Eaux noires : l'étrange histoire de Port Blair

Tavarikh-i ‘ajib (Eaux noires : l'étrange histoire de Port Blair) est un récit sur la colonie pénitentiaire britannique de Port Blair, située sur les îles Andaman-et-Nicobar dans l'océan Indien. Les Britanniques établirent d'abord une base navale et une colonie pénitentiaire sur les îles en 1789, qu'ils abandonnèrent en 1796 en raison d'épidémies. Après la révolte de 1857 (également appelée la révolte des Cipayes), les autorités britanniques en Inde considérèrent la nouvelle nécessité d'une prison sécurisée dans une région distante et entreprirent sa construction à Port Blair plus tard la même année. Dans les décennies qui suivirent, de nombreux prisonniers politiques furent retenus dans la prison cellulaire, ou Kala Pani (eaux noires). Muhammad Jafar (1838–1905) fut déporté dans la colonie d'Andaman pour son implication dans la révolte de 1857. Dans son livre, il décrit la vie et les coutumes des insulaires, les règles et règlements de gestion des détenus entre 1858 et 1879, et les personnes en position d'autorité au sein de la colonie pénitentiaire.
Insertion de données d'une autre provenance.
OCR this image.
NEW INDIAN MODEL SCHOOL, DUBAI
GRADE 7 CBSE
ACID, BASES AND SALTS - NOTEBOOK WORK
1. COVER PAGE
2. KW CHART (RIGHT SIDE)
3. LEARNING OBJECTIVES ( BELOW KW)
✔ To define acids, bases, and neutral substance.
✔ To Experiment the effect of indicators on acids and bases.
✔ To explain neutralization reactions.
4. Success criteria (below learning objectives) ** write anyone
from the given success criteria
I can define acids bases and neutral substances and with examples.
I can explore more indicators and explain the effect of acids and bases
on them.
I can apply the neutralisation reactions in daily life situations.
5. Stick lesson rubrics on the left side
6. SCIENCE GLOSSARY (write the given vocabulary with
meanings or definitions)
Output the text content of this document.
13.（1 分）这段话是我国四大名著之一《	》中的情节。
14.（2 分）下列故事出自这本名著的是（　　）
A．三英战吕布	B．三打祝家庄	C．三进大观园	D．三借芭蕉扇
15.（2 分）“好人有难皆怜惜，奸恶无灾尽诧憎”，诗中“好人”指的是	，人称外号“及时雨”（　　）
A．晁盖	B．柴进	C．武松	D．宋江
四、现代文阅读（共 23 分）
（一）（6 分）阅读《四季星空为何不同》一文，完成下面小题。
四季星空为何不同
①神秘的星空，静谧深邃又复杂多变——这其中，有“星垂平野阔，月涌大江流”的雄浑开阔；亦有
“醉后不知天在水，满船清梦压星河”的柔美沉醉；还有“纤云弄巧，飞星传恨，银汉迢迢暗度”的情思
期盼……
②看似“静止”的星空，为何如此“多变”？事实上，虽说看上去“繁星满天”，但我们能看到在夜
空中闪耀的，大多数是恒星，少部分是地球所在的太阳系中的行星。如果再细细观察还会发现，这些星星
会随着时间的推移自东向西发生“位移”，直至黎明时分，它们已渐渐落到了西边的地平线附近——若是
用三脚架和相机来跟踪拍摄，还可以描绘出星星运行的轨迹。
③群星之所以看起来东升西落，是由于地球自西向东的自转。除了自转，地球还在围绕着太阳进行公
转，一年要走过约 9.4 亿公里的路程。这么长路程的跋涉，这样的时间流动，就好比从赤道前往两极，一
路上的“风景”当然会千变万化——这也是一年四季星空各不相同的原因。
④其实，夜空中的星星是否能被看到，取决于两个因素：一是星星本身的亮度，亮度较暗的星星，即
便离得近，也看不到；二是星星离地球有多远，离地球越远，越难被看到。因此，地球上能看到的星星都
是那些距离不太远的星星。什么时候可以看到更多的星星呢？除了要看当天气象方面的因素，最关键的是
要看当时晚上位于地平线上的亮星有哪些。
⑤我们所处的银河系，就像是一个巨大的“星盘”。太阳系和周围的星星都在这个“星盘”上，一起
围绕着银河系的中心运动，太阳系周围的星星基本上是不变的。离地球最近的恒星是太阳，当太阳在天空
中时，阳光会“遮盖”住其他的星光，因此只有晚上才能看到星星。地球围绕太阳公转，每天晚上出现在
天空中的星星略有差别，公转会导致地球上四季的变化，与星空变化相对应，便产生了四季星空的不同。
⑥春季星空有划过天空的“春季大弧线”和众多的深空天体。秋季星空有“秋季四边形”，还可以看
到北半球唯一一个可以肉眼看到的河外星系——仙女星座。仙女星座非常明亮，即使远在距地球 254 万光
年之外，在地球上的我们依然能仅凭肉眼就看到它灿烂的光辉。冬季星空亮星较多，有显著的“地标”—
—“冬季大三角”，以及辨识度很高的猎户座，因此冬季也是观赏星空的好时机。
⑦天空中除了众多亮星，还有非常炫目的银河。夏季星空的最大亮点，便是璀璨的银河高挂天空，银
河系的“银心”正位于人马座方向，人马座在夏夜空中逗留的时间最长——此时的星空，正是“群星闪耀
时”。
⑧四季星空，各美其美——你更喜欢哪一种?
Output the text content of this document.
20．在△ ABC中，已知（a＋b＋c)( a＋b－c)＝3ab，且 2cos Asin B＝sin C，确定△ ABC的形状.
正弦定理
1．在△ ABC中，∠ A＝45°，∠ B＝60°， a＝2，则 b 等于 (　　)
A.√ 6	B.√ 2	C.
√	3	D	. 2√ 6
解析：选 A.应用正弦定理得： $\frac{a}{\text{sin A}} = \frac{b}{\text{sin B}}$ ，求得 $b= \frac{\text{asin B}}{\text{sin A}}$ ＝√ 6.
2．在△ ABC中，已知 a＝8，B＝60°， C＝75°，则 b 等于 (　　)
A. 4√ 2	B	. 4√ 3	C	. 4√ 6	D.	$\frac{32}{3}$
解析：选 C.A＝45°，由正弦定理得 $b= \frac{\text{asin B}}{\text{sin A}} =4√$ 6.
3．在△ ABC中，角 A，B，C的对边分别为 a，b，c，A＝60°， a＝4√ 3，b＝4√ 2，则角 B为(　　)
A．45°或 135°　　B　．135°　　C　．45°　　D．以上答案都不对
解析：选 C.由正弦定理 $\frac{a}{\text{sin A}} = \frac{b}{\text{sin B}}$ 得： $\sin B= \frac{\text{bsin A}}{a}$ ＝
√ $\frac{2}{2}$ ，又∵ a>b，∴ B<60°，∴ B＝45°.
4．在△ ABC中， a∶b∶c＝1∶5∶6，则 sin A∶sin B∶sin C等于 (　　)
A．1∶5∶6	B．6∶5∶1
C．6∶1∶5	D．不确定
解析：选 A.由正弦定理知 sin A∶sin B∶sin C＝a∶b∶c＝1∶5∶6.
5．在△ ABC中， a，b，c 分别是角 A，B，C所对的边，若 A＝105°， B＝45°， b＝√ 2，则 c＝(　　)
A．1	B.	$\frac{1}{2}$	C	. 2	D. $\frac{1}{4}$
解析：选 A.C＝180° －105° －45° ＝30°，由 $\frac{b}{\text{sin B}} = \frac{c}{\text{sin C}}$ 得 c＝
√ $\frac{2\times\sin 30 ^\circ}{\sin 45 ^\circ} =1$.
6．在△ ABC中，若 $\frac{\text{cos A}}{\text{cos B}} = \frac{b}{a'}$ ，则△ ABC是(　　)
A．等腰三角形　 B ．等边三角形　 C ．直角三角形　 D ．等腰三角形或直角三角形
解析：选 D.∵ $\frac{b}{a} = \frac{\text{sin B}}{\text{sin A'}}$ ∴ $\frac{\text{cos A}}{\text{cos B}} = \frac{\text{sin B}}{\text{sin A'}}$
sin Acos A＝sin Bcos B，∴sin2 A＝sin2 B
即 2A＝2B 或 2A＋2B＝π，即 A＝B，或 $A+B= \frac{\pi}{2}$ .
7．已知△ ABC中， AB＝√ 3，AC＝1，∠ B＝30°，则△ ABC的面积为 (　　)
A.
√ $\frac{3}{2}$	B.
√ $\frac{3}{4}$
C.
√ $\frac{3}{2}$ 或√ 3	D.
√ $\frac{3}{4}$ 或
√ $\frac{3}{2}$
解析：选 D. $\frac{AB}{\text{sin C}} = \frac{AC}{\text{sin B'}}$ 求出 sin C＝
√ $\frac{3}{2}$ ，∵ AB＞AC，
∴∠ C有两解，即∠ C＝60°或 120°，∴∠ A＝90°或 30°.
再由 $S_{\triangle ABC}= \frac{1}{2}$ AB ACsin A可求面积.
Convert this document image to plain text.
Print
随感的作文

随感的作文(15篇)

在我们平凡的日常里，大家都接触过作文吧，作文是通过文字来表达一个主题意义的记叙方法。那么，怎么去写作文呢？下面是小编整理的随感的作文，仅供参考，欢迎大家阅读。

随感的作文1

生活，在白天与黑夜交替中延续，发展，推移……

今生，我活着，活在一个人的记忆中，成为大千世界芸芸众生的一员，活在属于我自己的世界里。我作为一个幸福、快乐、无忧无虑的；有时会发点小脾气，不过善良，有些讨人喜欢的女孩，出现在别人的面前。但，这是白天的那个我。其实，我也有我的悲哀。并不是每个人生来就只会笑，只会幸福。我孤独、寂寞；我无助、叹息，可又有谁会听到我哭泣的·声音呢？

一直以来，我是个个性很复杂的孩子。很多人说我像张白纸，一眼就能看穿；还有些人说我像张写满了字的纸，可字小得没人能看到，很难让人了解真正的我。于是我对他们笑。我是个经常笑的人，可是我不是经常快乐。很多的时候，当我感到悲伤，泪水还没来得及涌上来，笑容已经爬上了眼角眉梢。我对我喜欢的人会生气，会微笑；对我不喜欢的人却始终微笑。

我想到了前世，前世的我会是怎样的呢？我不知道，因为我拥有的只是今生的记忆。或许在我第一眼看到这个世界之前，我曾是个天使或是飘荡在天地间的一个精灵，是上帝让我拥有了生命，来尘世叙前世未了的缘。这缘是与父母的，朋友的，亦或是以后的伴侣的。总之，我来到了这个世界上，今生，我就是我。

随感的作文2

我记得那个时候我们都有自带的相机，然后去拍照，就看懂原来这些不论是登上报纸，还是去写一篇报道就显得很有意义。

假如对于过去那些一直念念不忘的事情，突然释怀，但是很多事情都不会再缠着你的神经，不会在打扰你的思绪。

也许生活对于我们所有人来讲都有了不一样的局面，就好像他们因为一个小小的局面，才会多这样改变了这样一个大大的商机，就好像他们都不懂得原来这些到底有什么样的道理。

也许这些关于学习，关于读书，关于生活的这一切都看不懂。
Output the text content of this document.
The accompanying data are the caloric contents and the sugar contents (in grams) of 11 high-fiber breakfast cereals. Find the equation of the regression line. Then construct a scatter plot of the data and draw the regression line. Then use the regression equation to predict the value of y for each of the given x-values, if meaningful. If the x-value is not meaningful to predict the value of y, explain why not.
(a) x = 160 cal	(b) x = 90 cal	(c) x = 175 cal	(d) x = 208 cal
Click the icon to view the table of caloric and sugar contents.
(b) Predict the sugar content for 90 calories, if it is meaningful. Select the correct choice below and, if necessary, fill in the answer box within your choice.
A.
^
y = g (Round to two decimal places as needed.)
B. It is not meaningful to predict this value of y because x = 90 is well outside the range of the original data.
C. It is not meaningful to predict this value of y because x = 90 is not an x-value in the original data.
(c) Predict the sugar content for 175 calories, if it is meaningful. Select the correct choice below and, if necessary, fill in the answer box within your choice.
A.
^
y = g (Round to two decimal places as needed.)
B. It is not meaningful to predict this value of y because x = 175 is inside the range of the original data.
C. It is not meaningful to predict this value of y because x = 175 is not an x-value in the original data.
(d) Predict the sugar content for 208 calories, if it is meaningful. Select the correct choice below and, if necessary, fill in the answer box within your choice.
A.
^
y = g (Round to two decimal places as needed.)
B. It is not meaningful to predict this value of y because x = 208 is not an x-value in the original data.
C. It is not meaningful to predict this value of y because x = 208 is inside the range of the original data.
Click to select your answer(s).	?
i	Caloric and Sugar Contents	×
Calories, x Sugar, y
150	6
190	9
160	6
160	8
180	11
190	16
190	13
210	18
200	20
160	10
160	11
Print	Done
Il met également en évidence des événements majeurs, tels que l'assassinat du gouverneur général Lord Mayo à Port Blair, en 1872. Le livre inclut un tableau de mots et d'expressions hindis et ourdous, avec leurs équivalents en arabe. D'autres tableaux détaillent les nombreuses langues parlées dans la colonie. Cet ouvrage est illustré de dessins des habitants, et de la flore et la faune locales. Il parut pour la première fois en 1890, et l'exemplaire présenté ici est la seconde édition, révisée et augmentée, de 1892.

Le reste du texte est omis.